We had a small talent show which included mandolins, guitars, a violin, singing, poetry, and a fun little trick by yours truly. Uncle Steve provided some background music with his banjo and gave a talk about Tlingit Indians since he has spent quite a lot of time among them while in Alaska. He has even studied the language and – I think – taken part in the tribal government. Our family shares Tlingit blood, so this was very interesting to all of us.
But I have to suspect that the most memorable bits will be the ones that went wrong:
- The van fiasco that threatened to keep us home right from the start.
- Our chicken pox scare.
- My forgotten garment bag with every scrap of my clothes except the ones on my back.
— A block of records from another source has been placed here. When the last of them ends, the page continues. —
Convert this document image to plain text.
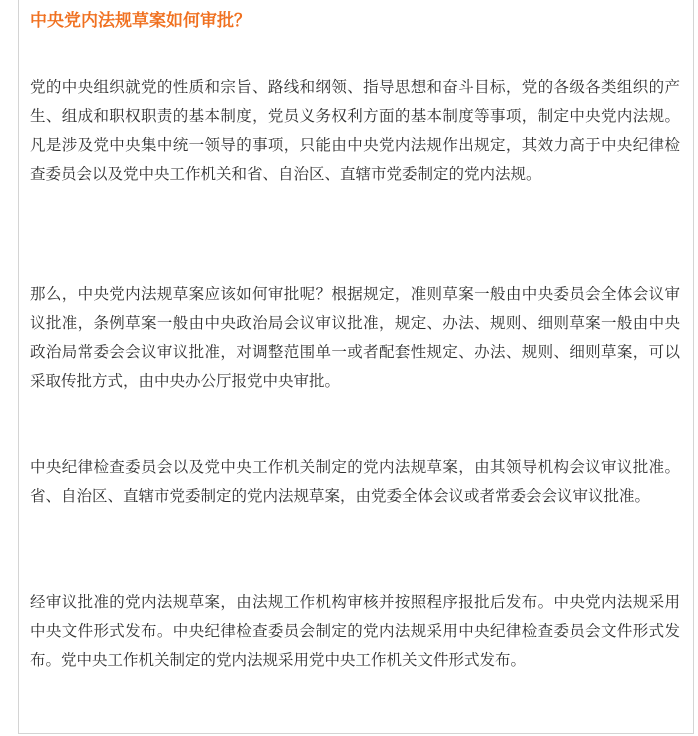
中央党内法规草案如何审批？

党的中央组织就党的性质和宗旨、路线和纲领、指导思想和奋斗目标，党的各级各类组织的产生、组成和职权职责的基本制度，党员义务权利方面的基本制度等事项，制定中央党内法规。凡是涉及党中央集中统一领导的事项，只能由中央党内法规作出规定，其效力高于中央纪律检查委员会以及党中央工作机关和省、自治区、直辖市党委制定的党内法规。

那么，中央党内法规草案应该如何审批呢？根据规定，准则草案一般由中央委员会全体会议审议批准，条例草案一般由中央政治局会议审议批准，规定、办法、规则、细则草案一般由中央政治局常委会会议审议批准，对调整范围单一或者配套性规定、办法、规则、细则草案，可以采取传批方式，由中央办公厅报党中央审批。

中央纪律检查委员会以及党中央工作机关制定的党内法规草案，由其领导机构会议审议批准。省、自治区、直辖市党委制定的党内法规草案，由党委全体会议或者常委会会议审议批准。

经审议批准的党内法规草案，由法规工作机构审核并按照程序报批后发布。中央党内法规采用中央文件形式发布。中央纪律检查委员会制定的党内法规采用中央纪律检查委员会文件形式发布。党中央工作机关制定的党内法规采用党中央工作机关文件形式发布。
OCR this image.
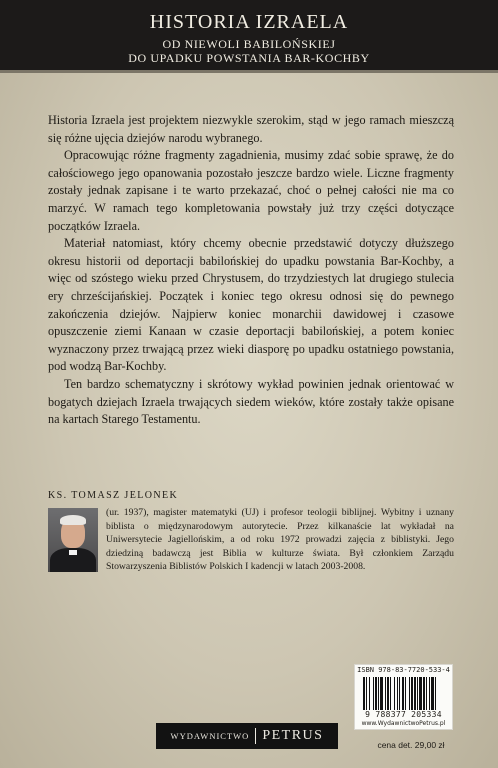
HISTORIA IZRAELA
OD NIEWOLI BABILOŃSKIEJ
DO UPADKU POWSTANIA BAR-KOCHBY

Historia Izraela jest projektem niezwykle szerokim, stąd w jego ramach mieszczą się różne ujęcia dziejów narodu wybranego.

Opracowując różne fragmenty zagadnienia, musimy zdać sobie sprawę, że do całościowego jego opanowania pozostało jeszcze bardzo wiele. Liczne fragmenty zostały jednak zapisane i te warto przekazać, choć o pełnej całości nie ma co marzyć. W ramach tego kompletowania powstały już trzy części dotyczące początków Izraela.

Materiał natomiast, który chcemy obecnie przedstawić dotyczy dłuższego okresu historii od deportacji babilońskiej do upadku powstania Bar-Kochby, a więc od szóstego wieku przed Chrystusem, do trzydziestych lat drugiego stulecia ery chrześcijańskiej. Początek i koniec tego okresu odnosi się do pewnego zakończenia dziejów. Najpierw koniec monarchii dawidowej i czasowe opuszczenie ziemi Kanaan w czasie deportacji babilońskiej, a potem koniec wyznaczony przez trwającą przez wieki diasporę po upadku ostatniego powstania, pod wodzą Bar-Kochby.

Ten bardzo schematyczny i skrótowy wykład powinien jednak orientować w bogatych dziejach Izraela trwających siedem wieków, które zostały także opisane na kartach Starego Testamentu.

KS. TOMASZ JELONEK
(ur. 1937), magister matematyki (UJ) i profesor teologii biblijnej. Wybitny i uznany biblista o międzynarodowym autorytecie. Przez kilkanaście lat wykładał na Uniwersytecie Jagiellońskim, a od roku 1972 prowadzi zajęcia z biblistyki. Jego dziedziną badawczą jest Biblia w kulturze świata. Był członkiem Zarządu Stowarzyszenia Biblistów Polskich I kadencji w latach 2003-2008.
ISBN 978-83-7720-533-4
9 788377 205334
www.WydawnictwoPetrus.pl
WYDAWNICTWO PETRUS
cena det. 29,00 zł
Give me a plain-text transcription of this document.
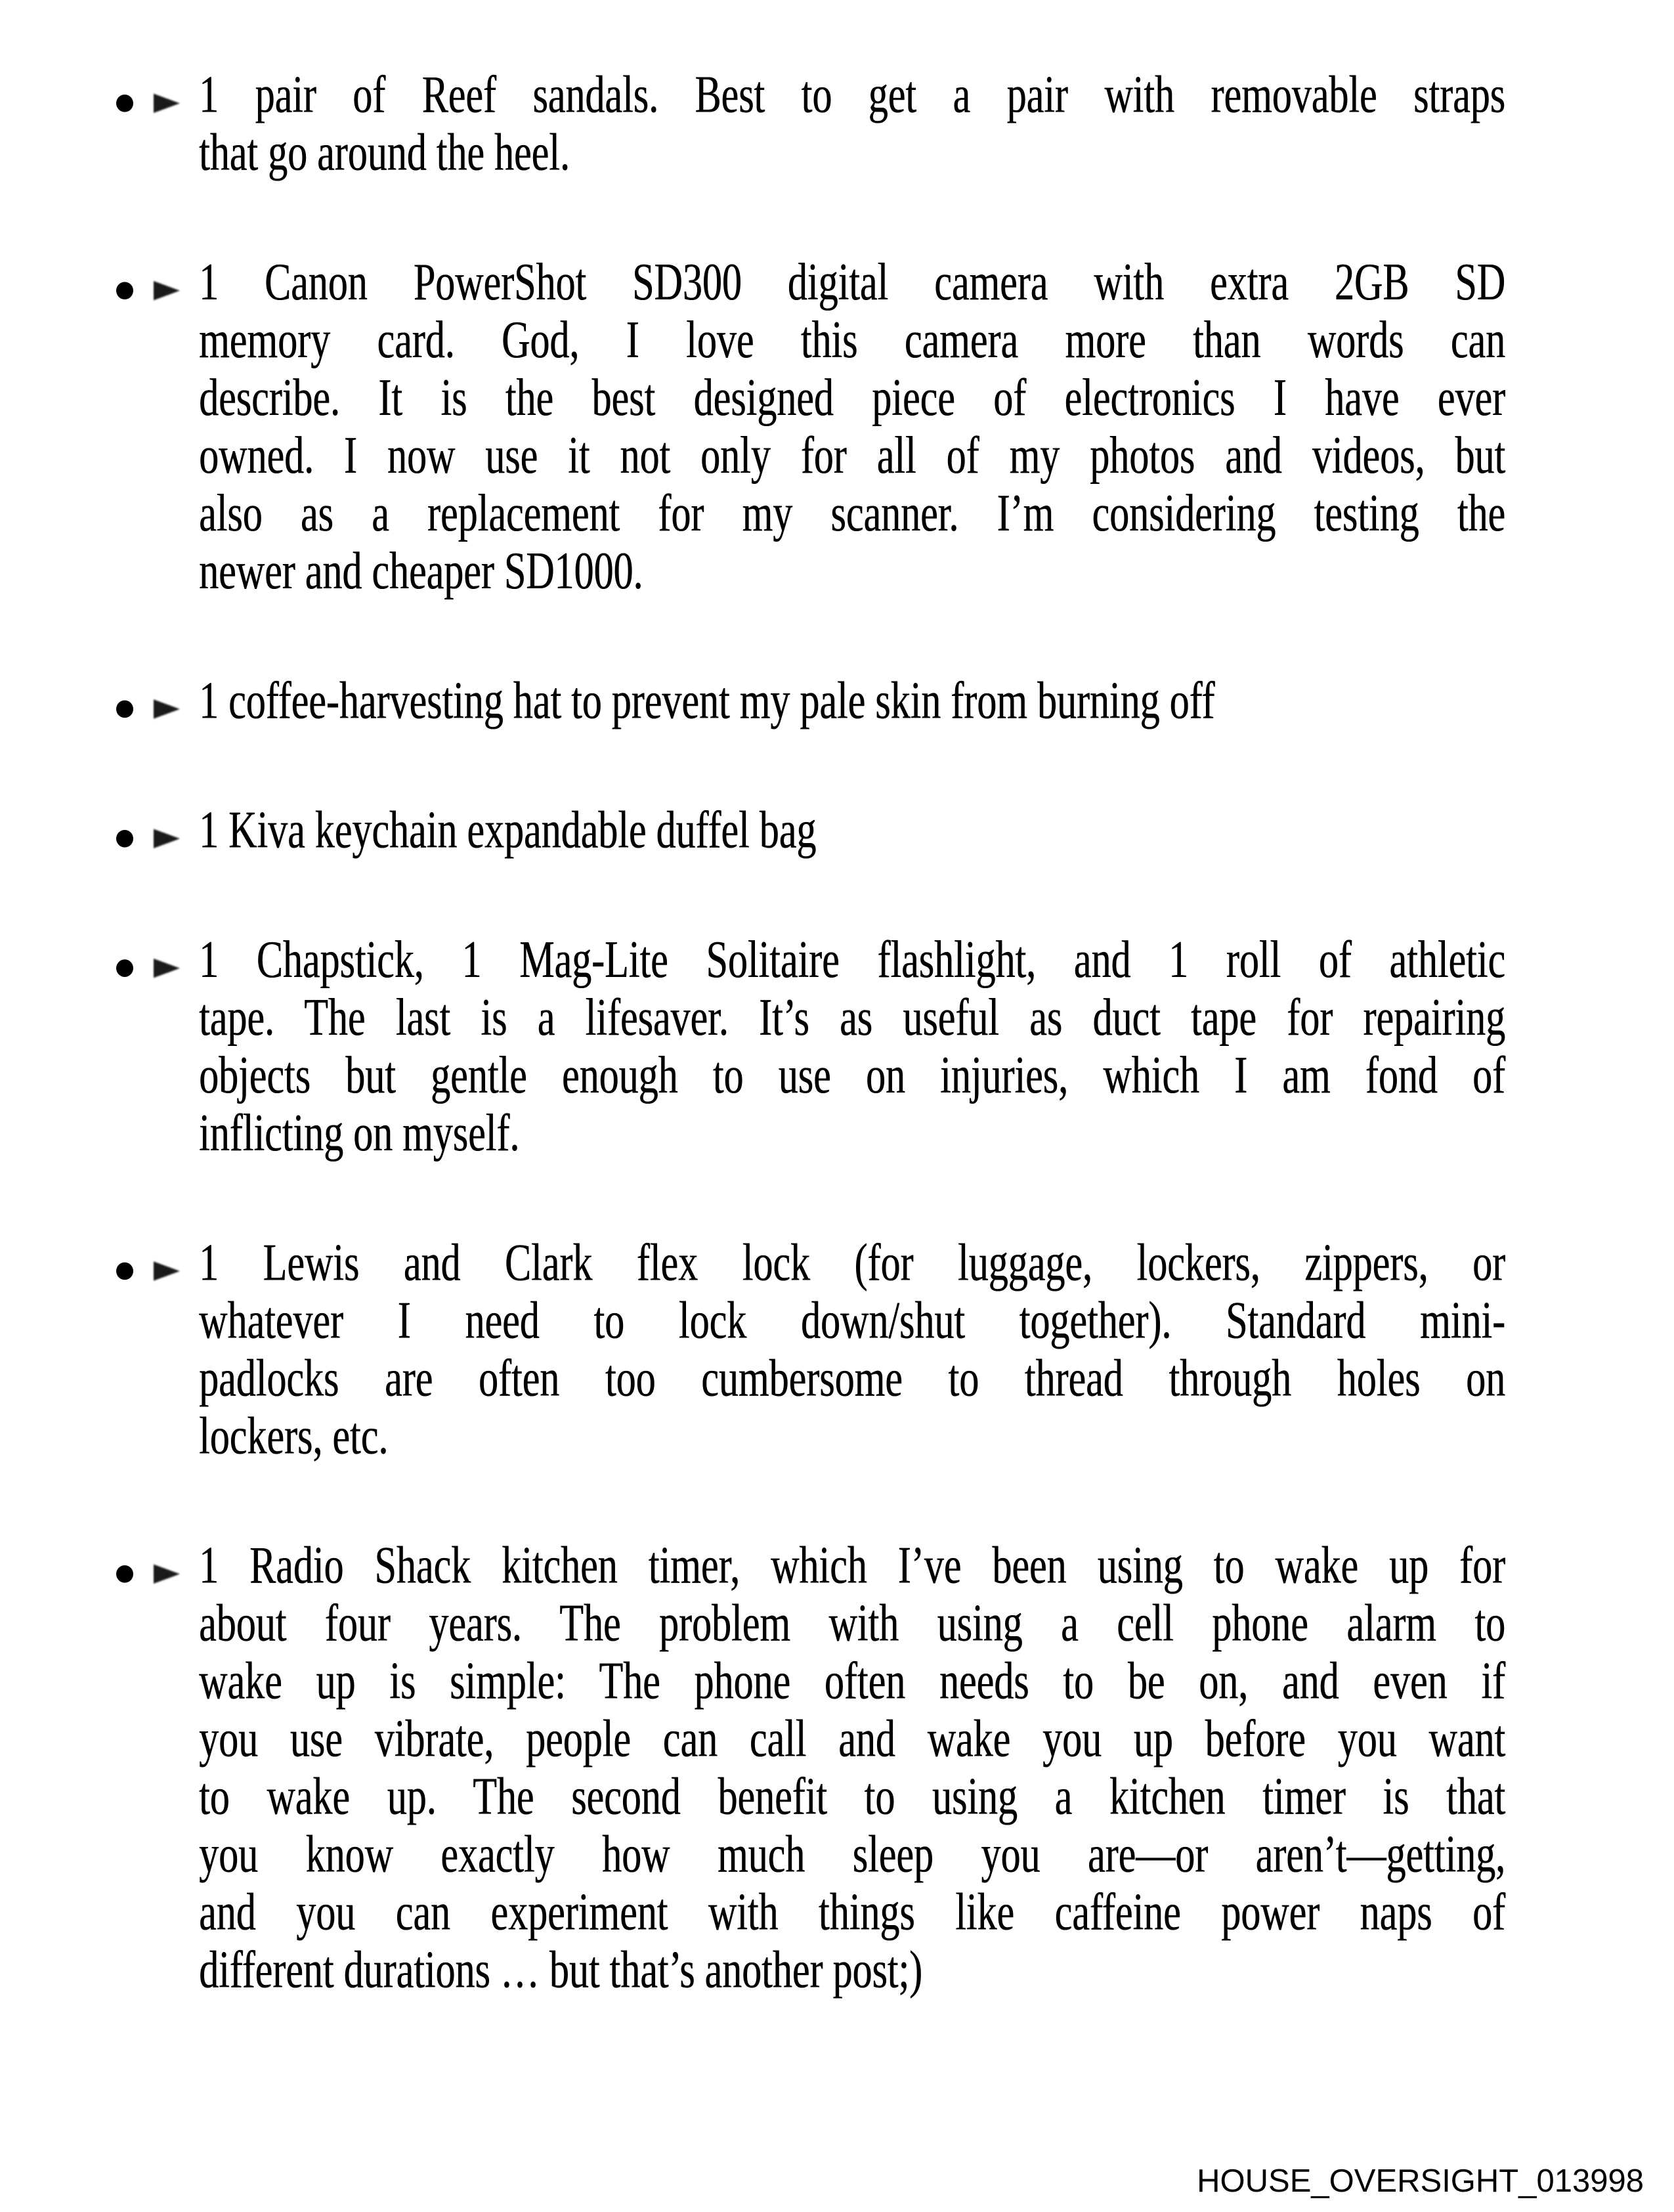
1 pair of Reef sandals. Best to get a pair with removable straps
that go around the heel.
1 Canon PowerShot SD300 digital camera with extra 2GB SD
memory card. God, I love this camera more than words can
describe. It is the best designed piece of electronics I have ever
owned. I now use it not only for all of my photos and videos, but
also as a replacement for my scanner. I’m considering testing the
newer and cheaper SD1000.
1 coffee-harvesting hat to prevent my pale skin from burning off
1 Kiva keychain expandable duffel bag
1 Chapstick, 1 Mag-Lite Solitaire flashlight, and 1 roll of athletic
tape. The last is a lifesaver. It’s as useful as duct tape for repairing
objects but gentle enough to use on injuries, which I am fond of
inflicting on myself.
1 Lewis and Clark flex lock (for luggage, lockers, zippers, or
whatever I need to lock down/shut together). Standard mini-
padlocks are often too cumbersome to thread through holes on
lockers, etc.
1 Radio Shack kitchen timer, which I’ve been using to wake up for
about four years. The problem with using a cell phone alarm to
wake up is simple: The phone often needs to be on, and even if
you use vibrate, people can call and wake you up before you want
to wake up. The second benefit to using a kitchen timer is that
you know exactly how much sleep you are—or aren’t—getting,
and you can experiment with things like caffeine power naps of
different durations … but that’s another post;)
HOUSE_OVERSIGHT_013998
- The forgotten charger for our camera. Grrr. We got no pics except the ones from our cell phones. Fortunately we spent a lot of time outside, so the quality is better than expected. I was also motivated to master mobile uploads on Facebook! I’m just a beginner, though. Check out hubby’s uploads to see more.
- My laptop, dead for almost the entire week. Reseating the RAM worked once or twice, then it didn’t. As it turned out, it needed new RAM.
- The dead van. Hubby was prepared to replace the starter, but it was just loose. Probably because we rushed the mechanic who worked on it just before we left.
- The virus (or water-borne bacteria?) that swept through nearly the entire extended family in a matter of 48 hours. Much too fast for flu, if you ask me.
- Our “lakefront condo” with no lake in sight (it was hidden by other buildings), open sewage, musty rooms, rock hard mattress, blue shag baseboards, broken showerhead, pay-per-use housekeeping (midweek vacuum: $2; deoderize room: $3), no internet in the rooms… can you hear the horror music? zeet! zeet! zeet!
But the pool! Ah, the pool. That made up for everything. There were 4 pools, but the biggest and best was very close to our rooms, and became the central meeting place. The kids nearly lived there, and the grownups lounged about in a superviserly way. There were very few guests outside the family, and the few strangers were nearly all children.
All in all, it was a delightful week. We went to the Titanic museum one day,
and rented a pavilion for a picnic at the lake another day.
I was able to meet Carey and Terri, 2 local blog-friends at a Starbucks. Carey, I’ve already lost it. What’s your blog?
Based on descriptions, we all seem to live on the same piece of land, though I’m not sure how that is possible. Terri and Carey both had photos of their gardens, and I couldn’t tell the two apart. It seems they live just minutes apart!
We drove across the Table Rock Dam several times getting to and from other places, and it was hard not to slow down to 5mph to admire the view. Other than that, we kicked back and enjoyed each others’ company, doing our best not to look touristy. I doubt that we succeeded, but that’s OK.